Her prize asset is a 42-inch TV and she watches all the talk about the bailout. “It stinks,” she says, which is pretty much the view of the entire waiting room. “Barb,” she says, “the U.S. taxpayer is paying for the mistakes of those top CEOs and it’s the working people that pay the taxes and keep the country running.” I think she’s wonderful so I’m not going to tell her that 60 per cent of the taxes are paid by the top five per cent of Americans because it is the working people that keep American productivity so high even if it’s the CEO class that pay most taxes.

Tricia comes to the prison straight from night shift at a factory. She’s got two kids, her mum stays at night, Tricia looks after them in the day when visiting ends. The factory is cutting back because they can’t make the payroll, which some bailout bill might prevent. Latasha teaches chemistry at a high school. She wanted that townhouse for her and her two daughters, and her boyfriend was set to marry her but then he got into this trouble over marijuana and now that ARM (adjustable rate mortgage) has ballooned in her face. She borrowed from family but can’t tell them he’s in prison in case the school hears, so “they think he’s left me and I should find myself someone else.”

There are millions of these women trying to survive while their man is “inside.” They’re ashamed and afraid of losing jobs. The government takes away most every little thing they had one way or another during the prosecution process, reduces them to rubble, and in a victim-oriented society they don’t count because they’re hitched to a victimizer—though one-third of their men are probably innocent.

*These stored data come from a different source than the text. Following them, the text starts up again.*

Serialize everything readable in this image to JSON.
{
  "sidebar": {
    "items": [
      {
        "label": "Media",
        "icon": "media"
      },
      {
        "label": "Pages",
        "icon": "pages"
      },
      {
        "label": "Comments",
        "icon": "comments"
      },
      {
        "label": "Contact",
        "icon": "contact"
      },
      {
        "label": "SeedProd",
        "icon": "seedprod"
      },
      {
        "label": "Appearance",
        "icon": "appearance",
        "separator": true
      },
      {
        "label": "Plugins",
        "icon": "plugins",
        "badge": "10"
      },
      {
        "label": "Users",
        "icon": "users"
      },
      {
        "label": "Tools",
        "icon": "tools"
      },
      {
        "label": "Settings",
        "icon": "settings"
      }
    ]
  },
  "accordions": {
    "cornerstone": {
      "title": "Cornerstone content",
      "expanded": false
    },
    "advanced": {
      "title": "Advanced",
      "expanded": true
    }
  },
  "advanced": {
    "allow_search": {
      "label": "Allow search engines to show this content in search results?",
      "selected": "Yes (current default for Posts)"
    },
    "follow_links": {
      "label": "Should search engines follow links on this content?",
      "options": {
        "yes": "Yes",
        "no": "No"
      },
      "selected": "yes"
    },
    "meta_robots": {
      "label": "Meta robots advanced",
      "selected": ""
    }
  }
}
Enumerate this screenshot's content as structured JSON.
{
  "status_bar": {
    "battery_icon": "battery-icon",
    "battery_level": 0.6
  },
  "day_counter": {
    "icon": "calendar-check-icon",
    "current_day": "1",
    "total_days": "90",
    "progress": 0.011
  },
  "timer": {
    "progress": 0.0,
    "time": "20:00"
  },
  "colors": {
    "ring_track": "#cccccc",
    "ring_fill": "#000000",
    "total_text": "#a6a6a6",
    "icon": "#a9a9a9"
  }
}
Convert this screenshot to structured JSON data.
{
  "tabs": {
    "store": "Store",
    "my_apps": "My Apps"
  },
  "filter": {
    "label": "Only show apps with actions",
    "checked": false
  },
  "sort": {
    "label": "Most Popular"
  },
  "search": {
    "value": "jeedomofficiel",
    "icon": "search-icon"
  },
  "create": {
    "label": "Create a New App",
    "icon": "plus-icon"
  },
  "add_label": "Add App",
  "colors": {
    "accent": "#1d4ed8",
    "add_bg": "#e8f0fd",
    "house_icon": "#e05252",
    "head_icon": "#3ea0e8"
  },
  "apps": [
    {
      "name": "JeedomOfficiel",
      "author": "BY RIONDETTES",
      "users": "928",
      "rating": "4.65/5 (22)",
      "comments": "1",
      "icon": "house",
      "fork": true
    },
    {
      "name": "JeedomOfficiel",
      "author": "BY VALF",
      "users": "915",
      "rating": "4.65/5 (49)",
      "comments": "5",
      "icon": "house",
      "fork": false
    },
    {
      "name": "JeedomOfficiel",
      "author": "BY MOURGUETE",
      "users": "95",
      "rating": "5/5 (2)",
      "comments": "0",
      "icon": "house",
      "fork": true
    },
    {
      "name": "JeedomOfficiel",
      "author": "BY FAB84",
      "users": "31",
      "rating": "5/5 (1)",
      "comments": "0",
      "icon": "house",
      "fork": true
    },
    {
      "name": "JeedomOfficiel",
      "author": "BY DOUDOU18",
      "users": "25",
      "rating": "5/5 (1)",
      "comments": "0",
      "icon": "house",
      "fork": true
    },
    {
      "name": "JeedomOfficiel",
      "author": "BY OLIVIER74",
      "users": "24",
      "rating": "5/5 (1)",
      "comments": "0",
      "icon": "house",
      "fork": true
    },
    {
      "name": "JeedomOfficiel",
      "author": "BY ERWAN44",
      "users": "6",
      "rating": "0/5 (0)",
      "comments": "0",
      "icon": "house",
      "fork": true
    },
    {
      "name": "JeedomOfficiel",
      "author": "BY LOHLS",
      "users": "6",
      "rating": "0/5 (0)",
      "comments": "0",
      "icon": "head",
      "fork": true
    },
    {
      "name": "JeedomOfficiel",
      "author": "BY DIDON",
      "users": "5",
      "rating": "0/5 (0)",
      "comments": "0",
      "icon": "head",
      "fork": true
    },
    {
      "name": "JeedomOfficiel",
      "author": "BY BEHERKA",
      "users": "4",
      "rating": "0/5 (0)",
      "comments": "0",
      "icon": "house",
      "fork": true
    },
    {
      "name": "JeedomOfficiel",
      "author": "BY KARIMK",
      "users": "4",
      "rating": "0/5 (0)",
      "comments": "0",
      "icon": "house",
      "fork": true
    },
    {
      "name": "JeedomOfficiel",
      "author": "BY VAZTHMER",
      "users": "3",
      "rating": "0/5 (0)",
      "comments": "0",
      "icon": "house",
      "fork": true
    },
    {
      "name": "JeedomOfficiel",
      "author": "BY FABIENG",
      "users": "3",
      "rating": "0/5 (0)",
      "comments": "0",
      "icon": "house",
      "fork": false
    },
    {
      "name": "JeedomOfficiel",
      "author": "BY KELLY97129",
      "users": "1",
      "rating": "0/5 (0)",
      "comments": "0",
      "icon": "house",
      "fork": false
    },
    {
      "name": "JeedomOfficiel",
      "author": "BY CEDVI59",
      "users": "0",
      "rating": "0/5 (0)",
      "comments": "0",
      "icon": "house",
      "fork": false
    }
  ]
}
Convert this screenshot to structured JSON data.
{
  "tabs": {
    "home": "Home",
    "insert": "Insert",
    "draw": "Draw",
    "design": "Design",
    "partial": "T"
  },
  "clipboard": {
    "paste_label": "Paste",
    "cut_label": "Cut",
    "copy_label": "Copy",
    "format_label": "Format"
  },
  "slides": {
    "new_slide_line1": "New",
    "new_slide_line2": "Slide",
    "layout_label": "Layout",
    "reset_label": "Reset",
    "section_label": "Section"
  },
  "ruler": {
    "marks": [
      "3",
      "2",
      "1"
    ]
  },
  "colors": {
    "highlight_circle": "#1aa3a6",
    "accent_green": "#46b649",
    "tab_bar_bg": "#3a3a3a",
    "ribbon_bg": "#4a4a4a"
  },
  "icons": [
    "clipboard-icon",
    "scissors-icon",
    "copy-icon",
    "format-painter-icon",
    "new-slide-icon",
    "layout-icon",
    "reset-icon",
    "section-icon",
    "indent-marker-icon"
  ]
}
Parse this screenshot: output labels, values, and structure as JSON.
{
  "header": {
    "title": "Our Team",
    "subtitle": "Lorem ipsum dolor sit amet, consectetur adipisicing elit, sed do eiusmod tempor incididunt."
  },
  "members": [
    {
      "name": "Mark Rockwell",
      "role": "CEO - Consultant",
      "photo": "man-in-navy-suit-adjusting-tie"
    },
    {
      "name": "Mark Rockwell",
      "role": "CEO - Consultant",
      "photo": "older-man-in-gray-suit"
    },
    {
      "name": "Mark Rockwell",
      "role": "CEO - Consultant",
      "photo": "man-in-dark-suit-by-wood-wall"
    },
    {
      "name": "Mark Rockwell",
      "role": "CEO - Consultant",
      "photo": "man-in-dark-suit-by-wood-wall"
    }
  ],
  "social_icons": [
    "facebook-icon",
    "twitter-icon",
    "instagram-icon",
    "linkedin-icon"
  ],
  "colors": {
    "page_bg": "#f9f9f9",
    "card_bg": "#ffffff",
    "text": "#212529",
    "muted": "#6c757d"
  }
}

These women get off their asses. But here’s the thing: their view of this fiscal crisis is what CNN’s Lou Dobbs tells them. Government money is just a “bailout” for rich banks and rich Wall Streeters at the expense of little taxpayers. America is run by the Saudis for the Bush family. These women are cynical and street-smart and you’d think they’d have a bulls–t detector. But they’re in the sandbox with the chattering classes.

They don’t see how a fiscal meltdown affects them—they’re just pleased the big guys are going under. The government chased them out of homes into trees and now they themselves are cutting off the branch they sit on. Going through a searing experience, it seems, provides no special insight nor wisdom—nor exemption from the human condition.